There are four main functions of public personnel administration. The first, planning, includes preparing staffing plans and budgets, deciding how employees will be used, and setting pay rates. Acquisition is the second, and refers to selecting and recruiting employees. The third is development, which involves employee training and advancement programs, as well as performance evaluations. Sanctions, the fourth function, deal with employer-employee relationships, and may include workplace safety and handling grievances.
Some of the most important tasks performed by public personnel administrators include managing employee grievances and employee retention. Public organizations, more so than private ones, have formal grievance procedures that ensure due process and guarantee employee rights. Due process is giving an employee the opportunity to explain and defend his or her actions. Employee retention programs focus on the importance of keeping good employees as opposed to finding new ones. It includes programs such as training, development, and tuition assistance to help build loyalty and reduce turnover. Public personnel administrators often carry their work within the context of four core, often contradictory, societal values. These include responsiveness, or political loyalty; the rights of the individual; efficiency, or the ability to perform the job; and social equity, or leveling the playing field. Responsiveness relates to the importance of considering political loyalty in addition to education and experience when making employee staffing decisions. In fact, the main difference between public and private personnel administration is the political context and the intervention of politicians and their supporters in decisions affecting public employees.
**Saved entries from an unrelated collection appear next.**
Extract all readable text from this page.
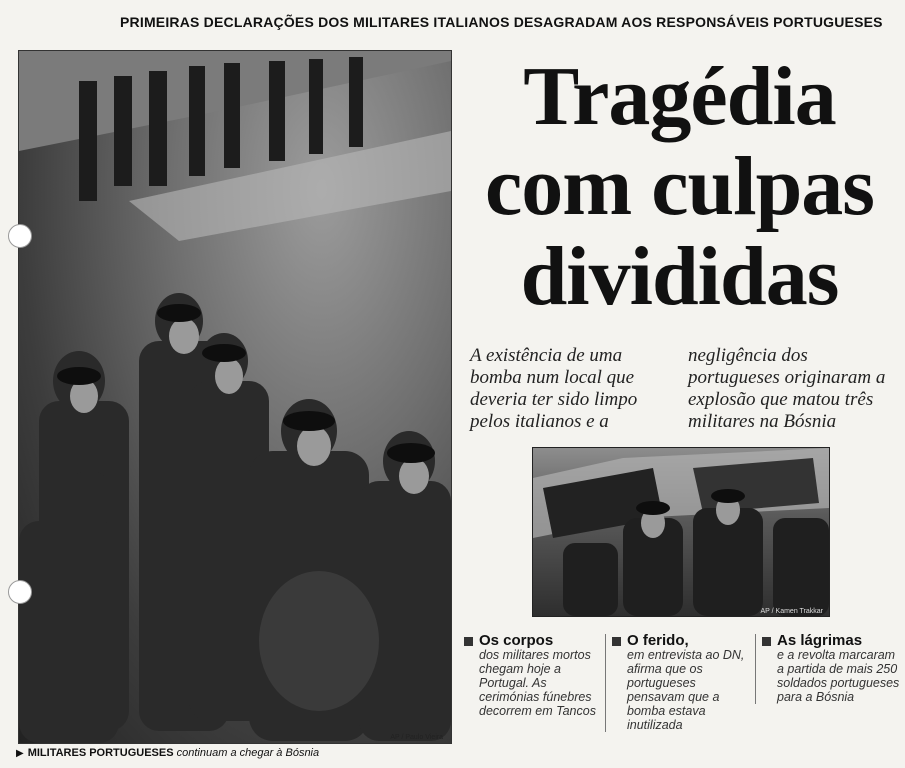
PRIMEIRAS DECLARAÇÕES DOS MILITARES ITALIANOS DESAGRADAM AOS RESPONSÁVEIS PORTUGUESES
AP / Paulo Vieira
Tragédia
com culpas
divididas
A existência de uma bomba num local que deveria ter sido limpo pelos italianos e a
negligência dos portugueses originaram a explosão que matou três militares na Bósnia
AP / Kamen Trakkar
Os corpos
dos militares mortos chegam hoje a Portugal. As cerimónias fúnebres decorrem em Tancos
O ferido,
em entrevista ao DN, afirma que os portugueses pensavam que a bomba estava inutilizada
As lágrimas
e a revolta marcaram a partida de mais 250 soldados portugueses para a Bósnia
▶ MILITARES PORTUGUESES continuam a chegar à Bósnia
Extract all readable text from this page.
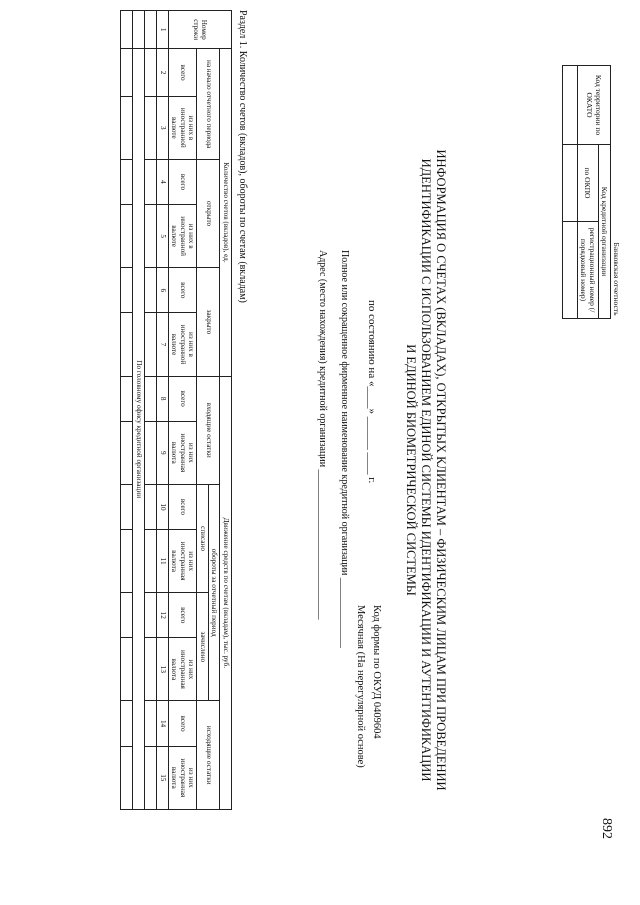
892
Банковская отчетность		
Код территории по ОКАТО	Код кредитной организации	
	по ОКПО	регистрационный номер (/порядковый номер)

ИНФОРМАЦИЯ О СЧЕТАХ (ВКЛАДАХ), ОТКРЫТЫХ КЛИЕНТАМ – ФИЗИЧЕСКИМ ЛИЦАМ ПРИ ПРОВЕДЕНИИ
ИДЕНТИФИКАЦИИ С ИСПОЛЬЗОВАНИЕМ ЕДИНОЙ СИСТЕМЫ ИДЕНТИФИКАЦИИ И АУТЕНТИФИКАЦИИ
И ЕДИНОЙ БИОМЕТРИЧЕСКОЙ СИСТЕМЫ
по состоянию на «____» ______ ____ г.
Полное или сокращенное фирменное наименование кредитной организации ______________
Адрес (место нахождения) кредитной организации ______________________________
Код формы по ОКУД 0409604
Месячная (На нерегулярной основе)
Раздел 1. Количество счетов (вкладов), обороты по счетам (вкладам)
Номер строки	Количество счетов (вкладов), ед.						Движение средств по счетам (вкладам), тыс. руб.							
	на начало отчетного периода		открыто		закрыто		входящие остатки		обороты за отчетный период				исходящие остатки	
									списано		зачислено			
	всего	из них в иностранной валюте	всего	из них в иностранной валюте	всего	из них в иностранной валюте	всего	из них иностранная валюта	всего	из них иностранная валюта	всего	из них иностранная валюта	всего	из них иностранная валюта
1	2	3	4	5	6	7	8	9	10	11	12	13	14	15

	По головному офису кредитной организации													
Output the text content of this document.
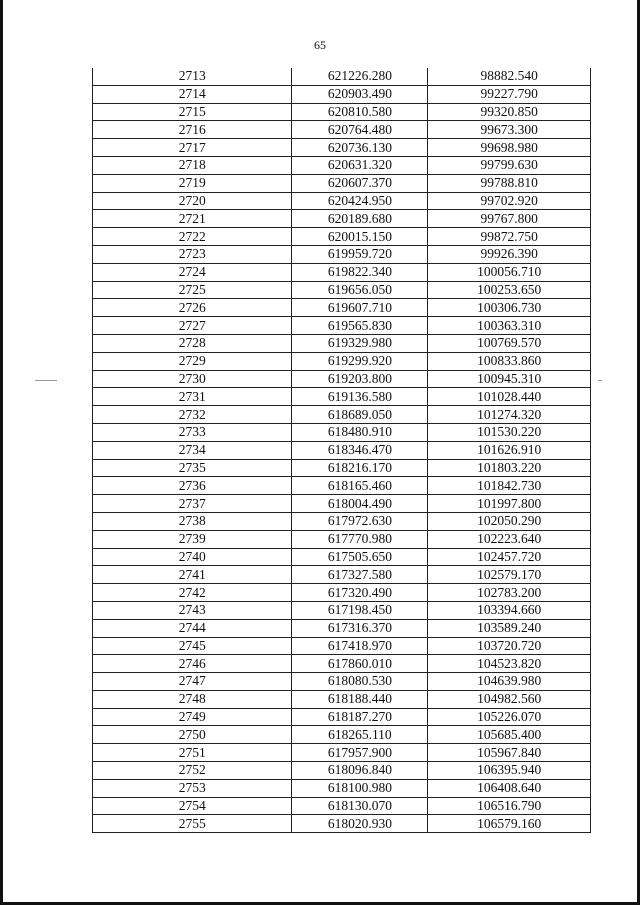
65
2713	621226.280	98882.540
2714	620903.490	99227.790
2715	620810.580	99320.850
2716	620764.480	99673.300
2717	620736.130	99698.980
2718	620631.320	99799.630
2719	620607.370	99788.810
2720	620424.950	99702.920
2721	620189.680	99767.800
2722	620015.150	99872.750
2723	619959.720	99926.390
2724	619822.340	100056.710
2725	619656.050	100253.650
2726	619607.710	100306.730
2727	619565.830	100363.310
2728	619329.980	100769.570
2729	619299.920	100833.860
2730	619203.800	100945.310
2731	619136.580	101028.440
2732	618689.050	101274.320
2733	618480.910	101530.220
2734	618346.470	101626.910
2735	618216.170	101803.220
2736	618165.460	101842.730
2737	618004.490	101997.800
2738	617972.630	102050.290
2739	617770.980	102223.640
2740	617505.650	102457.720
2741	617327.580	102579.170
2742	617320.490	102783.200
2743	617198.450	103394.660
2744	617316.370	103589.240
2745	617418.970	103720.720
2746	617860.010	104523.820
2747	618080.530	104639.980
2748	618188.440	104982.560
2749	618187.270	105226.070
2750	618265.110	105685.400
2751	617957.900	105967.840
2752	618096.840	106395.940
2753	618100.980	106408.640
2754	618130.070	106516.790
2755	618020.930	106579.160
Efficiency, on the other hand, is the practice of basing appointments on ability and performance, rather than politics. The individual rights of employees are often preserved by national and regional laws, such as the Constitution in the United States; merit systems; and collective bargaining systems, if applicable. Social equity guarantees that groups that cannot compete fairly are given preferences in job selection and promotion decisions. Public personnel administration consists of three general systems. The first, civil service, helps to protect employee rights and safeguard efficiency. Collective bargaining includes negotiated agreements that determine the conditions of employment and related benefits. Affirmative action guarantees equal employment opportunities for those individuals that belong to protected classes.